Additional diagnostics

If symptoms of dysfunction of the reproductive system appear (itching and burning in the vagina, copious dark-colored discharge with a specific odor, pain in the lower abdomen), it is important to immediately contact a gynecologist for examination and treatment of the disease. First of all, the woman’s microflora is checked, three control smears are made:

  • vaginal vault;
  • cervical canal;
  • urethra.

Samples are applied to special glass and sent to the laboratory. The rods of coccal and bacillary flora have been carefully studied, and therefore there will be no problems with their identification. When identifying coccobacillary flora, additional research may require blood and urine. Only after conducting a comprehensive study will it be possible to determine the types of cocci and bacilli that inhabit the vaginal mucosa, as well as establish their number and the presence of concomitant diseases.

Drugs for treatment

Treatment depends on the nature of the identified microflora, symptoms of the disease and the general condition of the woman. If a large number of cocci and leukocytes are detected in the smear, local therapy in the form of vaginal suppositories, ovules and capsules is indicated:

  1. 1 Hexicon (chlorhexidine in the form of suppositories).
  2. 2Fluomizin (dequalinium chloride).
  3. 3Terzhinan, Polygynax.
  4. 4Clindamycin.
  5. 5Makmiror (nifurantel).
  6. 6Neo-Penotran.
  7. 7Betadine (now used less and less, often causes discomfort, itching, burning).
  8. 8Local antiseptics in solutions - Miramistin, Chlorhexidine.

In case of severe inflammatory process, systemic antibiotics are prescribed: ceftriaxone, cefixime, amoxiclav, etc.

Additionally, agents may be prescribed to restore normal vaginal microflora. There have been no comprehensive studies on their use, but this issue is being actively studied. Probiotics are not indicated for thrush, as they can trigger its relapse.

Topical probiotics in the form of vaginal suppositories or tablets:

  1. 1 Vaginorm-S with ascorbic acid acidifies the vaginal environment and normalizes the composition of microflora, use 1 tablet vaginally before bed for 6 days.
  2. 2 Acylact with live acidophilus bacteria, 1 suppository 2 times a day for 7-10 days.
  3. 3 Laktonorm 1 vaginal capsule 2 times a day for 7 days.

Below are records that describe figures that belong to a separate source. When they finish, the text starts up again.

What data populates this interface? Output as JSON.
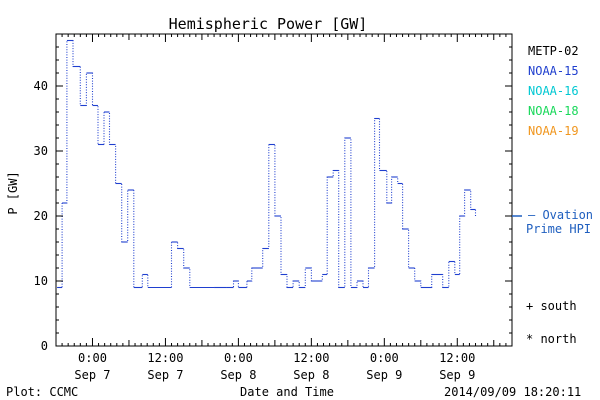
{
  "chart_data": {
    "type": "line",
    "title": "Hemispheric Power [GW]",
    "ylabel": "P [GW]",
    "xlabel": "Date and Time",
    "ylim": [
      0,
      48
    ],
    "y_ticks": [
      0,
      10,
      20,
      30,
      40
    ],
    "x_ticks": [
      {
        "t": 0,
        "time": "0:00",
        "date": "Sep 7"
      },
      {
        "t": 12,
        "time": "12:00",
        "date": "Sep 7"
      },
      {
        "t": 24,
        "time": "0:00",
        "date": "Sep 8"
      },
      {
        "t": 36,
        "time": "12:00",
        "date": "Sep 8"
      },
      {
        "t": 48,
        "time": "0:00",
        "date": "Sep 9"
      },
      {
        "t": 60,
        "time": "12:00",
        "date": "Sep 9"
      }
    ],
    "xlim": [
      -6,
      69
    ],
    "legend": [
      {
        "name": "METP-02",
        "color": "#000000"
      },
      {
        "name": "NOAA-15",
        "color": "#1f3fcf"
      },
      {
        "name": "NOAA-16",
        "color": "#00c8d2"
      },
      {
        "name": "NOAA-18",
        "color": "#18d85a"
      },
      {
        "name": "NOAA-19",
        "color": "#f0961e"
      }
    ],
    "ovation_label_1": "— Ovation",
    "ovation_label_2": "Prime HPI",
    "ovation_value": 20,
    "ovation_color": "#1f5fbf",
    "marker_south": "+ south",
    "marker_north": "* north",
    "series": [
      {
        "name": "NOAA-15",
        "color": "#1f3fcf",
        "points": [
          [
            -5.8,
            9
          ],
          [
            -5,
            22
          ],
          [
            -4.2,
            47
          ],
          [
            -3.2,
            43
          ],
          [
            -2,
            37
          ],
          [
            -1,
            42
          ],
          [
            0,
            37
          ],
          [
            0.9,
            31
          ],
          [
            1.9,
            36
          ],
          [
            2.8,
            31
          ],
          [
            3.8,
            25
          ],
          [
            4.8,
            16
          ],
          [
            5.8,
            24
          ],
          [
            6.8,
            9
          ],
          [
            8.2,
            11
          ],
          [
            9.1,
            9
          ],
          [
            13,
            16
          ],
          [
            14,
            15
          ],
          [
            15,
            12
          ],
          [
            16,
            9
          ],
          [
            20,
            9
          ],
          [
            22,
            9
          ],
          [
            23.2,
            10
          ],
          [
            24,
            9
          ],
          [
            25.4,
            10
          ],
          [
            26.2,
            12
          ],
          [
            28,
            15
          ],
          [
            29,
            31
          ],
          [
            30,
            20
          ],
          [
            31,
            11
          ],
          [
            32,
            9
          ],
          [
            33,
            10
          ],
          [
            34,
            9
          ],
          [
            35,
            12
          ],
          [
            36,
            10
          ],
          [
            37.8,
            11
          ],
          [
            38.6,
            26
          ],
          [
            39.6,
            27
          ],
          [
            40.5,
            9
          ],
          [
            41.5,
            32
          ],
          [
            42.5,
            9
          ],
          [
            43.5,
            10
          ],
          [
            44.5,
            9
          ],
          [
            45.4,
            12
          ],
          [
            46.4,
            35
          ],
          [
            47.2,
            27
          ],
          [
            48.4,
            22
          ],
          [
            49.2,
            26
          ],
          [
            50.2,
            25
          ],
          [
            51,
            18
          ],
          [
            52,
            12
          ],
          [
            53,
            10
          ],
          [
            54,
            9
          ],
          [
            55.8,
            11
          ],
          [
            57.6,
            9
          ],
          [
            58.6,
            13
          ],
          [
            59.6,
            11
          ],
          [
            60.4,
            20
          ],
          [
            61.2,
            24
          ],
          [
            62.2,
            21
          ],
          [
            63,
            20
          ]
        ]
      }
    ]
  },
  "footer": {
    "plot_credit": "Plot: CCMC",
    "timestamp": "2014/09/09 18:20:11"
  }
}
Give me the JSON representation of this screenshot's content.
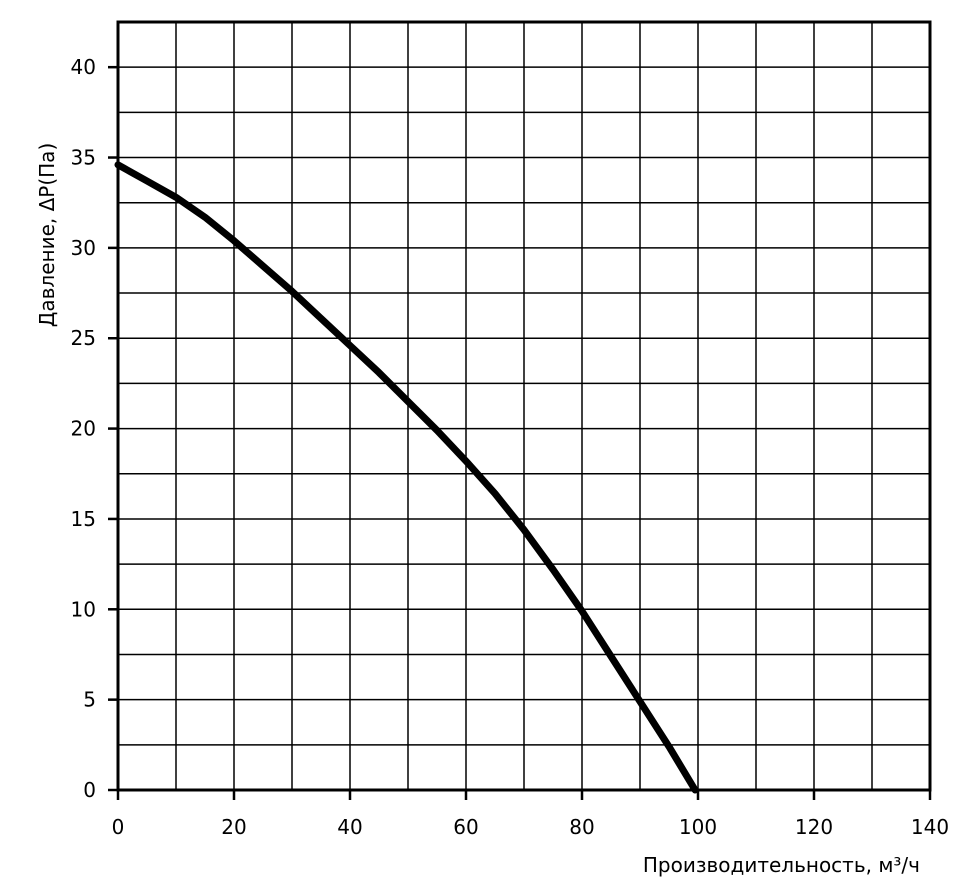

After treatment, smears are taken again to monitor the effectiveness of therapy. If there is no effect, alternative regimens are prescribed or the main course of antibiotics in the form of vaginal forms is extended.

Treatment can be done on an outpatient basis, at home. Among folk remedies, sitz baths with chamomile, calendula, and furatsilin solution can be recommended.

Gels, creams and sprays to restore vaginal microflora


Restoration of vaginal microflora
Creams, gels and sprays belong to the category of local hydrophilic products. Unlike thicker, viscous and heavy ointments that have a fatty base, these products are much easier to apply, they are quickly absorbed, without leaving a greasy film feeling.

One of the effective products that has a beneficial effect on the vaginal microflora is the Ginocomfort® restoring gel. It not only helps restore normal microflora, but also protects against relapses of the disease in the future. The product contains natural ingredients such as tea tree oil, which has antimicrobial and anti-inflammatory effects, and chamomile extract, which has a regenerating effect. Bisabolol and panthenol help cope with irritation and inflammatory processes, and lactic acid helps restore normal vaginal microflora and maintain physiological acidity levels.

Prevention

To prevent imbalances in the microflora of the genital tract, it is necessary to eliminate, if possible, all provoking factors:

  • Eliminate hormonal imbalance (HRT for menopause, oral contraceptives as indicated).
  • Maintain daily intimate hygiene, as well as during menstruation and sex. Avoid douching without a doctor's prescription.
  • Use condoms.
  • Lead a healthy lifestyle, be active, play sports or exercise, eat right, avoid frequent use of antibiotics, protect your body from infections.
  • One of the methods of prevention is also regular visits to the gynecologist and treatment of chronic diseases not only of the reproductive system, but also of other organs.